While implementation details differ across products, the general idea is to take a cash investment and use a small part of it to buy a one-year (or so) call spread, while investing the remainder of the money in a one-year Treasury bill (T-bill).1 A call spread involves simultaneously buying a lower strike call and selling a higher strike call with the same maturity. The next figure shows a typical payout from this strategy, as of the start of March 2025 (the trade and its tax consequences are explained in more detail in the appendix).
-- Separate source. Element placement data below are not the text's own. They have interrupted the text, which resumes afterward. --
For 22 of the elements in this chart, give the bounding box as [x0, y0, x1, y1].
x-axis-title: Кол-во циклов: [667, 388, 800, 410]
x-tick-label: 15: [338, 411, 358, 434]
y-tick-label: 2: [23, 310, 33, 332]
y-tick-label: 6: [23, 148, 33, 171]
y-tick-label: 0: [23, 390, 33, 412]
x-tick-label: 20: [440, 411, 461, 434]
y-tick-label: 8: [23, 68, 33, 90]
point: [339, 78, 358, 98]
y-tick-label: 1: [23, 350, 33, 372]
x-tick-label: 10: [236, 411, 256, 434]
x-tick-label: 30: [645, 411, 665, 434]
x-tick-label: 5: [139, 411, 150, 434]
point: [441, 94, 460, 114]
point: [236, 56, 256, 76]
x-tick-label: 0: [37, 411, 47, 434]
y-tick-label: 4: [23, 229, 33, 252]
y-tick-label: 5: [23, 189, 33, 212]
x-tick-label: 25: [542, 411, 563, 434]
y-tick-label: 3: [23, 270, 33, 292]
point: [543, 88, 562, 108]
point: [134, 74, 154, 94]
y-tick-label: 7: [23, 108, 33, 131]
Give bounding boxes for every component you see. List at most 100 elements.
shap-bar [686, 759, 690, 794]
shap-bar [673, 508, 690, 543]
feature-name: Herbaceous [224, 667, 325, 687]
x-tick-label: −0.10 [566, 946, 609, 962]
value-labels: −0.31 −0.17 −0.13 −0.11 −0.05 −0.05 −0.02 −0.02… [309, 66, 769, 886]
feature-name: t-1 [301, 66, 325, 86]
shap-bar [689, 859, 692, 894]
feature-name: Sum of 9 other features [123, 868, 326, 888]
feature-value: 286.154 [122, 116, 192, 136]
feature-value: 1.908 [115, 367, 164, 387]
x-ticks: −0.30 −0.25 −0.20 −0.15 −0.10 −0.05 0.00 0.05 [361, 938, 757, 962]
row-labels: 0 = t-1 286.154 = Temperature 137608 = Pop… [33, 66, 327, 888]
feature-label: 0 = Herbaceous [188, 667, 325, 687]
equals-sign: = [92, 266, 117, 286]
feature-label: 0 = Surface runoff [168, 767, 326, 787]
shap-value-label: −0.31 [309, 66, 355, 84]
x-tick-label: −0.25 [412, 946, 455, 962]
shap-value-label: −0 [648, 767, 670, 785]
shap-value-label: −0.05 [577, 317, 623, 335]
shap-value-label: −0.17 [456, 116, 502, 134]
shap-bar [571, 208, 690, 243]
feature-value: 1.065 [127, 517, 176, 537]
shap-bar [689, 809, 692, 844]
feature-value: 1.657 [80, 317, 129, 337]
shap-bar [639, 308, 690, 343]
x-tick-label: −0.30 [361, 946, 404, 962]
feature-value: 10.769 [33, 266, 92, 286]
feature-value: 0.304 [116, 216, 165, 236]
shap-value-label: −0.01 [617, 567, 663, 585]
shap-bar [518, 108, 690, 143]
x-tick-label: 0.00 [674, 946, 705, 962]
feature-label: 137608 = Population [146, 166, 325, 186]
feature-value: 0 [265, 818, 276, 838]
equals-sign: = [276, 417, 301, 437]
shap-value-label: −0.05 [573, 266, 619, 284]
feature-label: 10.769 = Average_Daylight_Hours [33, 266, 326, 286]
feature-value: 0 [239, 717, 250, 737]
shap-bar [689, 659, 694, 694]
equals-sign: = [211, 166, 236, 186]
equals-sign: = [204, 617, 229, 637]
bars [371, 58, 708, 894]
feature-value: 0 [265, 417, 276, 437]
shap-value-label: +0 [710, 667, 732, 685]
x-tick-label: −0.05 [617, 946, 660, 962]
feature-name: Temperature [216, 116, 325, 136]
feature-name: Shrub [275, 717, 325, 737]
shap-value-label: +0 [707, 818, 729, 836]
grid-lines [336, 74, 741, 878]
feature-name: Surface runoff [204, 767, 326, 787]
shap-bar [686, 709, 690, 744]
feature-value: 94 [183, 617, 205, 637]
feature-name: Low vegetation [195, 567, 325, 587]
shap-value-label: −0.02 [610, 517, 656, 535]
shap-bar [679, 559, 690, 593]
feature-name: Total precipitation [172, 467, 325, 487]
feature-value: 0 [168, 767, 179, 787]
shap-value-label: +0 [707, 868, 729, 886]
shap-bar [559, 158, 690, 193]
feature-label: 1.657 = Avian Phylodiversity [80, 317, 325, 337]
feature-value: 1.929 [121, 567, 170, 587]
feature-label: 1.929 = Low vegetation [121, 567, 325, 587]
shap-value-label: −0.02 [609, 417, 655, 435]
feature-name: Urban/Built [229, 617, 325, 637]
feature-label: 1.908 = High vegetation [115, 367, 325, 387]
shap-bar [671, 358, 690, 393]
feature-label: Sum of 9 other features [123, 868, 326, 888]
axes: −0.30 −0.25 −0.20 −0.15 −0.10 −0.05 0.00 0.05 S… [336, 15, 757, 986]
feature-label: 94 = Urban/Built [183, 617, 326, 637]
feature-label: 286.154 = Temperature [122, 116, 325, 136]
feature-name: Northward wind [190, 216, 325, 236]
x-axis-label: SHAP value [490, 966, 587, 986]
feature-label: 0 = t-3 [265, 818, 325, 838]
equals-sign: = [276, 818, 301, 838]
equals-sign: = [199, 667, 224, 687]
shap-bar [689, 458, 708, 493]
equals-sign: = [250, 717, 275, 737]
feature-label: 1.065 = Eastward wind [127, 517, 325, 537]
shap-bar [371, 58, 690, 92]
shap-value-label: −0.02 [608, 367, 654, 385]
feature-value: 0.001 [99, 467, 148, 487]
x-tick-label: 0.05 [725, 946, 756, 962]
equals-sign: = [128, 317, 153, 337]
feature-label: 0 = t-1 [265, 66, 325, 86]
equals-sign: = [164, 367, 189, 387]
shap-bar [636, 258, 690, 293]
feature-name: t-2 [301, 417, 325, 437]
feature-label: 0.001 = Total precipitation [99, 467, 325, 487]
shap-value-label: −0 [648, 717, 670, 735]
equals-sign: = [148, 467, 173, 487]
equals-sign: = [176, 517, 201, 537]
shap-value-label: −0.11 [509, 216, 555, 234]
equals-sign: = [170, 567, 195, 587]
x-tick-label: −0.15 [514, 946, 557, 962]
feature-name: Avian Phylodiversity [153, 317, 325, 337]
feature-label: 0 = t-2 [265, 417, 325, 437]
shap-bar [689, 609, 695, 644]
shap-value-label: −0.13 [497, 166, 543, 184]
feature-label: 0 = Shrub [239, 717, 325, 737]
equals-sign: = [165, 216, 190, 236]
The strategy depends on the returns of an investment in the SPDR S&P 500 ETF Trust (SPY) – which tracks the S&P 500 index – and is constructed using SPY options maturing on March 20, 2026, and a one-year T-bill.

total return

The x-axis shows the hypothetical value of SPY on March 20, 2026; the y-axis shows the strategy payout:

  • If SPY ends at 575 or lower, the investor would suffer a 0.5% loss, i.e., 50 cents for a $100 investment. Essentially, the strategy has zero market risk.
  • If SPY finishes at 620 or higher, the investor’s return in capped at 6.9%.
  • In between, the investor’s return goes up one-for-one with the market. For every dollar that the SPY goes above 575, the investor makes a dollar from the strategy, up to the maximum 6.9% return.